Molecular Basis of Inheritance - Notes | Class 12 | Part 9: Human Genome Project (HGP)

Molecular Basis of Inheritance: Human Genome Project (HGP)

Human Genome Project (HGP)

The entire DNA in the haploid set of chromosomes of an organism is called a Genome.
In Human genome, DNA is packed in 23 chromosomes.
Human genome contains about 3x10⁹ bp.
Human Genome Project (1990-2003) was the first mega project for the sequencing of nucleotides and mapping of all the genes in human genome.
HGP was coordinated by U.S. Department of Energy and the National Institute of Health.

Identify all the estimated genes in human DNA.
Sequencing of 3 billion chemical base pairs of human DNA.
Store this information in databases.
Improve tools for data analysis.
Transfer related technologies to other sectors.
Address the ethical, legal, and social issues (ELSI) that may arise from the project.

2 major approaches:
- Expressed Sequence Tags (ESTs): Focused on identifying all the genes that are expressed as RNA.
- Sequence annotation: Sequencing whole set of genome containing all the coding & non-coding sequence and later assigning different regions in the sequence with functions.
Procedure of sequencing: Isolate DNA from a cell → Convert into random fragments → Clone in a host (bacteria & yeast) using vectors (e.g., BAC & YAC) for amplification → Sequencing of fragments using Automated DNA sequencers (Frederick Sanger method) → Arrange the sequences based on overlapping regions → Alignment of sequences using computer programs.
BAC = Bacterial Artificial Chromosomes.
YAC = Yeast Artificial Chromosomes.
Sanger has also developed a method for sequencing of amino acids in proteins.
DNA is converted to fragments as there are technical limitations in sequencing very long pieces of DNA.
HGP was closely associated with Bioinformatics.
Bioinformatics: Application of computer science and information technology to the field of biology & medicine.
Of the 24 chromosomes (22 autosomes and X & Y), the last sequenced one is chromosome 1 (May 2006).
DNA sequencing also has been done in bacteria, yeast, Caenorhabditis elegans (a free-living non-pathogenic nematode), Drosophila, plants (rice & Arabidopsis), etc.

Human genome contains 3164.7 million nucleotide bases.
Total number of genes = about 30,000.
Average gene consists of 3000 bases, but sizes vary.
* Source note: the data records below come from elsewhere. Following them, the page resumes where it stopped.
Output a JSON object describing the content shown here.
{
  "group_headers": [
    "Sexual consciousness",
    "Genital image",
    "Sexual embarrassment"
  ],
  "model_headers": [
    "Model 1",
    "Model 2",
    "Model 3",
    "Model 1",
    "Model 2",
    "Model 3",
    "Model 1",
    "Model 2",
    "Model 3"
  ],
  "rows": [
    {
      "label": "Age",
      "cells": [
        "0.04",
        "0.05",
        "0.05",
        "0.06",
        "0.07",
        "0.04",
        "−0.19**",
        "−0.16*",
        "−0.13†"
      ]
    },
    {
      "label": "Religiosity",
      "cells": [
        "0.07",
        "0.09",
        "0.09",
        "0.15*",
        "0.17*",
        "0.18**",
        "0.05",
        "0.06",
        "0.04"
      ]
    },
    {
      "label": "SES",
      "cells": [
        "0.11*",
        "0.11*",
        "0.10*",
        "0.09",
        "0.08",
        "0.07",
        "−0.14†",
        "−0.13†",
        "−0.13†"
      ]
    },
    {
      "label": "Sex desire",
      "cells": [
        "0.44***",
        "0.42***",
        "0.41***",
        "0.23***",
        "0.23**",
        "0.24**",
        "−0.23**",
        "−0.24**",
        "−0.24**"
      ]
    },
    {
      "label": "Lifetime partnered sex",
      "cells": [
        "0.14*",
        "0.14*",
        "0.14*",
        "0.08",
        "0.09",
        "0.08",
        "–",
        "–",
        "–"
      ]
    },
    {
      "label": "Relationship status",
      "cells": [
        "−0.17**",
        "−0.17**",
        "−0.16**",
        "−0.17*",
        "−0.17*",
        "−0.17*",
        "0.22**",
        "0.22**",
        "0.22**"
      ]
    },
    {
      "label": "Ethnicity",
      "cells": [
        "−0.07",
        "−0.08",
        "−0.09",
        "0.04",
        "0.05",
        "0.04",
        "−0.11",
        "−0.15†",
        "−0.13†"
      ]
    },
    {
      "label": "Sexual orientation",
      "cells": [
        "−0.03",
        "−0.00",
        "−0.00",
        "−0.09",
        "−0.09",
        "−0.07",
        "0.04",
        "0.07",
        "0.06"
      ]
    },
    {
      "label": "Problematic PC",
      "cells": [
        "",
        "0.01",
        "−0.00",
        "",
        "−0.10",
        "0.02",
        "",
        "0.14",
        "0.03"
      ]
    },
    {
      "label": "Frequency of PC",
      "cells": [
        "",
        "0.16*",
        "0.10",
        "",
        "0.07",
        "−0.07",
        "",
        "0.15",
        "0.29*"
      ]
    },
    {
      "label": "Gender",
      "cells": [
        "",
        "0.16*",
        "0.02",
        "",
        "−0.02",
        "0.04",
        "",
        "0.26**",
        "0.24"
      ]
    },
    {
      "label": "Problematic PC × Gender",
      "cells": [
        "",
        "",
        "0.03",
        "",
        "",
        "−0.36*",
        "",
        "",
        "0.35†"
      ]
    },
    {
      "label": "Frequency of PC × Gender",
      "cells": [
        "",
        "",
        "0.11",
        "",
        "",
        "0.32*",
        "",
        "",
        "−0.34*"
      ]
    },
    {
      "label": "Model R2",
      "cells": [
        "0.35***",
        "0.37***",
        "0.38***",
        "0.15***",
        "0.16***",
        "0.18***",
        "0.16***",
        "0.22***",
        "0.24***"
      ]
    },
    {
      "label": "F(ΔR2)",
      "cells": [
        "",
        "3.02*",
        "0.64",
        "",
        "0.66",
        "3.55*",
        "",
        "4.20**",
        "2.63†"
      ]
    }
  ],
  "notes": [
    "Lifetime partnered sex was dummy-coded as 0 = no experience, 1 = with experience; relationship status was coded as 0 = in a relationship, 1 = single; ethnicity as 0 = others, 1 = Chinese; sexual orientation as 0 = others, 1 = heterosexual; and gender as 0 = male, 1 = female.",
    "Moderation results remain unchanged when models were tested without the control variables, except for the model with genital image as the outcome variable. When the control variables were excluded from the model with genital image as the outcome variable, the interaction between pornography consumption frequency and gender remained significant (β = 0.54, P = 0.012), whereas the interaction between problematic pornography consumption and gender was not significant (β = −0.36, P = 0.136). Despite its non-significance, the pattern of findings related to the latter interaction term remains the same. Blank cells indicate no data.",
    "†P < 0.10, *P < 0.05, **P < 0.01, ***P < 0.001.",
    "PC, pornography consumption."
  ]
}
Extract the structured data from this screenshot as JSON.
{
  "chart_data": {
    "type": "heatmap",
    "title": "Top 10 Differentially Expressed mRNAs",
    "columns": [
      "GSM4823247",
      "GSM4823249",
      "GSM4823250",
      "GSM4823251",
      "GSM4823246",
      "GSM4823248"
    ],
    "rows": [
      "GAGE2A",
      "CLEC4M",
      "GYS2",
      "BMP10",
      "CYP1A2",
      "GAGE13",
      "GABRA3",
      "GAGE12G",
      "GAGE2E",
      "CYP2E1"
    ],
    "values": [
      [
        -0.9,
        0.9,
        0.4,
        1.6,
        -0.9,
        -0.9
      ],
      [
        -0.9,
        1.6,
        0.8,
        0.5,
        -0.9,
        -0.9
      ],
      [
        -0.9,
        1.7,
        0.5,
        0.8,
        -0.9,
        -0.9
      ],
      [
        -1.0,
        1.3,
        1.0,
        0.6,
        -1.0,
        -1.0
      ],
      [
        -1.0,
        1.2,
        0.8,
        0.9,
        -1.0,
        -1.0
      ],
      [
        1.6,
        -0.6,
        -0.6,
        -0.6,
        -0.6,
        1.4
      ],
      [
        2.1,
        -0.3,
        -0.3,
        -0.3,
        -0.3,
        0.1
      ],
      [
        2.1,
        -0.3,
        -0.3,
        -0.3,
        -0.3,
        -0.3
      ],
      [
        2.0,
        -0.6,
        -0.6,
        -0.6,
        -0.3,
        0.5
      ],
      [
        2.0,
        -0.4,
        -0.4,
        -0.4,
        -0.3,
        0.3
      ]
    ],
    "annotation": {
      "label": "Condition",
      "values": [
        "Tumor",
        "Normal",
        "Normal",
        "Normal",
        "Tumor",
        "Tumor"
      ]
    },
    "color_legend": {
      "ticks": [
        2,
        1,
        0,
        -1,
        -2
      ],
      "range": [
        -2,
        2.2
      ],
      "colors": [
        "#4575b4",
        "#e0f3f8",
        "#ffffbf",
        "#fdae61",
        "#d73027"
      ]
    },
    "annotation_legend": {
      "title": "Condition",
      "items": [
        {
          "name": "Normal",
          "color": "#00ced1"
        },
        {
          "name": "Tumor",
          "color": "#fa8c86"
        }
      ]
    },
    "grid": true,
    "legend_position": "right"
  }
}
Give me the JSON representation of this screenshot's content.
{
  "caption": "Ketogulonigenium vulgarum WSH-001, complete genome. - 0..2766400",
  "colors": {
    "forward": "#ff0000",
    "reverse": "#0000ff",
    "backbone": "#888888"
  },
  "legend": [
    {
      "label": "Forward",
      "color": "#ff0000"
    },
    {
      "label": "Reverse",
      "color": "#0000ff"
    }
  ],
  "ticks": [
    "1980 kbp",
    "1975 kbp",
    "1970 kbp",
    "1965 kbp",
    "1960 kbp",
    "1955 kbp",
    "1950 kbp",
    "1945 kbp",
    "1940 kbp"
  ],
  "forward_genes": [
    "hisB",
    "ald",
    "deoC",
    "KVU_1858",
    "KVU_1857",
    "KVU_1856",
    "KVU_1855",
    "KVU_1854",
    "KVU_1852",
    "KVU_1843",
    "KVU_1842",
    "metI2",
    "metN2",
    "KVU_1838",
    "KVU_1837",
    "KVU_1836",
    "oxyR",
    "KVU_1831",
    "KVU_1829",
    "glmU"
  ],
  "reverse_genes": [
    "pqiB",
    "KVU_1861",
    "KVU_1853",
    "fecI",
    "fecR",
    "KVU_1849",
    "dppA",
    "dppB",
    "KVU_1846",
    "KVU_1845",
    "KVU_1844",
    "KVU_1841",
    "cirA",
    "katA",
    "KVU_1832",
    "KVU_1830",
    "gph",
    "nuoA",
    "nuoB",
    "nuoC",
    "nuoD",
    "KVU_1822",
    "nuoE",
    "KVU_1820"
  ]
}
Largest known human gene (dystrophin on X-chromosome) contains 2.4 million bases.
99.9% nucleotide bases are the same in all people. Only 0.1% (3x10⁶ bp) difference makes every individual unique.
Functions of over 50% of discovered genes are unknown.
Chromosome I has the most genes (2968) and Y has the fewest (231).
Less than 2% of the genome codes for proteins.
A very large portion of the human genome is made of repeated (repetitive) sequences. These are stretches of DNA sequences that are repeated many times. They have no direct coding functions. They shed light on chromosome structure, dynamics, and evolution.
About 1.4 million locations have single-base DNA differences. They are called SNPs (Single nucleotide polymorphism or ‘snips’). This helps to find chromosomal locations for disease-associated sequences and tracing human history.